Real time head-mounted eye tracking interactions
ArGaze enabled a cognitive assistant to support a pilot's situation awareness.
The following use case has integrated the ArUco marker pipeline to map pilot gaze onto many cockpit instruments in real-time and then enable AOI fixation matching with the gaze analysis pipeline.
Background
The HAIKU project aims to pave the way for human-centric intelligent assistants in the aviation domain by supporting, among others, the pilot during startle or surprise events. One of the features provided by the assistant through ArGaze is a situation awareness support that ensures the pilot updates his awareness of the aircraft state by monitoring his gaze and flight parameters. When this support is active, relevant information is highlighted on the Primary Flight Display (PFD) and the Electronic Centralized Aircraft Monitor (ECAM).
Environment
Due to the complexity of the cockpit simulator's geometry, pilot's eyes are tracked with a head-mounted eye tracker (Tobii Pro Glasses 2). The gaze and scene camera video were captured through the Tobii SDK and processed in real-time on an NVIDIA Jetson Xavier computer. ArUco markers were placed at various locations within the cockpit simulator to ensure that several of them were constantly visible in the field of view of the eye tracker camera.

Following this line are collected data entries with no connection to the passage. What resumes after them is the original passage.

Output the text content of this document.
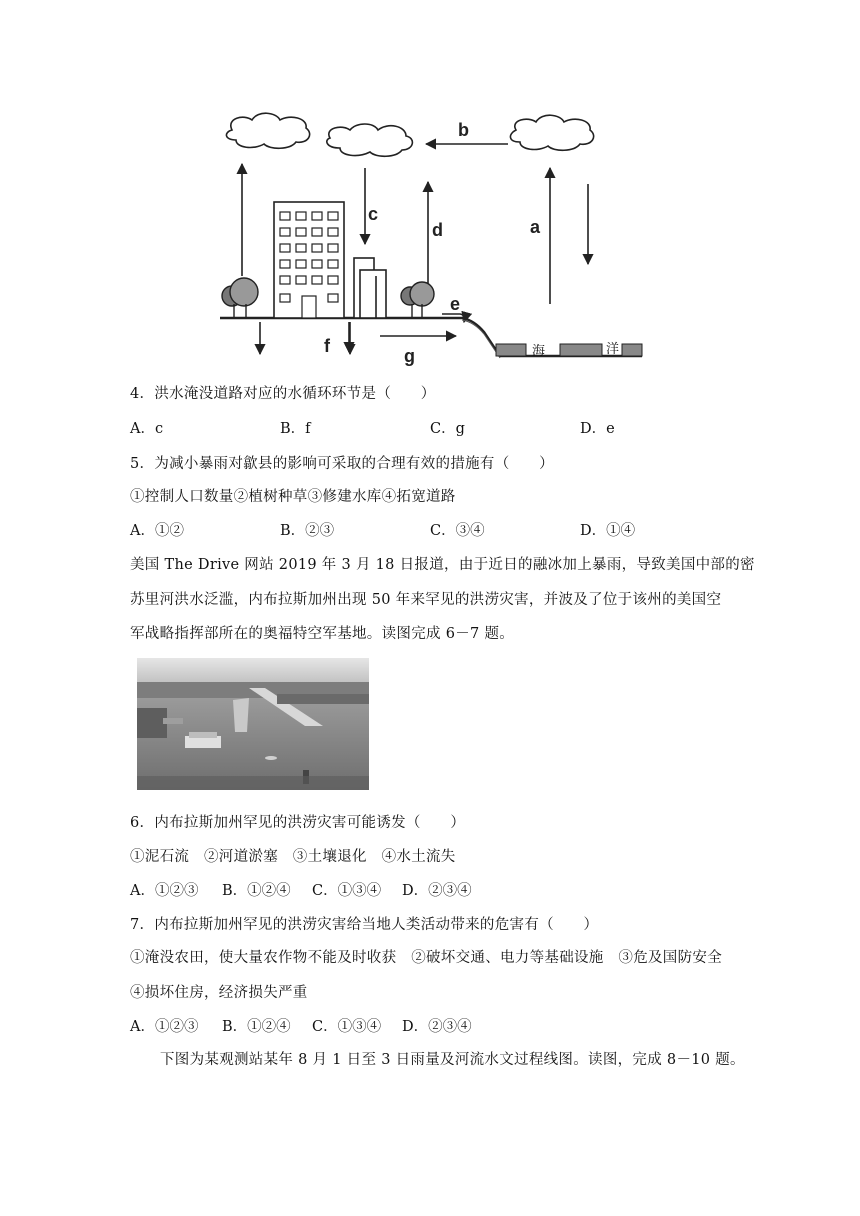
a
b
c
d
e
f	g	海	洋
4．洪水淹没道路对应的水循环环节是（　　）
A．c	B．f	C．g	D．e
5．为减小暴雨对歙县的影响可采取的合理有效的措施有（　　）
①控制人口数量②植树种草③修建水库④拓宽道路
A．①②	B．②③	C．③④	D．①④
美国 The Drive 网站 2019 年 3 月 18 日报道，由于近日的融冰加上暴雨，导致美国中部的密
苏里河洪水泛滥，内布拉斯加州出现 50 年来罕见的洪涝灾害，并波及了位于该州的美国空
军战略指挥部所在的奥福特空军基地。读图完成 6－7 题。
6．内布拉斯加州罕见的洪涝灾害可能诱发（　　）
①泥石流　②河道淤塞　③土壤退化　④水土流失
A．①②③ B．①②④ C．①③④ D．②③④
7．内布拉斯加州罕见的洪涝灾害给当地人类活动带来的危害有（　　）
①淹没农田，使大量农作物不能及时收获　②破坏交通、电力等基础设施　③危及国防安全
④损坏住房，经济损失严重
A．①②③ B．①②④ C．①③④ D．②③④
下图为某观测站某年 8 月 1 日至 3 日雨量及河流水文过程线图。读图，完成 8－10 题。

The ArUco marker pipeline has enabled real-time gaze mapping onto multiple screens and panels around pilot-in-command position while gaze analysis pipeline was identifying fixations and matching them with dynamic AOIs related to each instruments. To identify the relevant AOIs, a 3D model of the cockpit describing the AOI and the position of the markers has been realized.
Finally, fixation events were sent in real-time through Ivy bus middleware to the situation awareness software in charge of displaying attention getter onto the PFD screen.
Setup
The setup to integrate ArGaze to the experiment is defined by 3 main files detailled in the next chapters:
- The context file that captures gaze data and scene camera video: live_streaming_context.json
- The pipeline file that processes gaze data and scene camera video: live_processing_pipeline.json
- The observers file that send fixation events via Ivy bus middleware: observers.py
As any ArGaze setup, it is loaded by executing the load command:
python -m argaze load live_streaming_context.json
This command opens a GUI window that allows to start gaze calibration, to launch recording and to monitor gaze mapping. Another window is also opened to display gaze mapping onto PFD screen.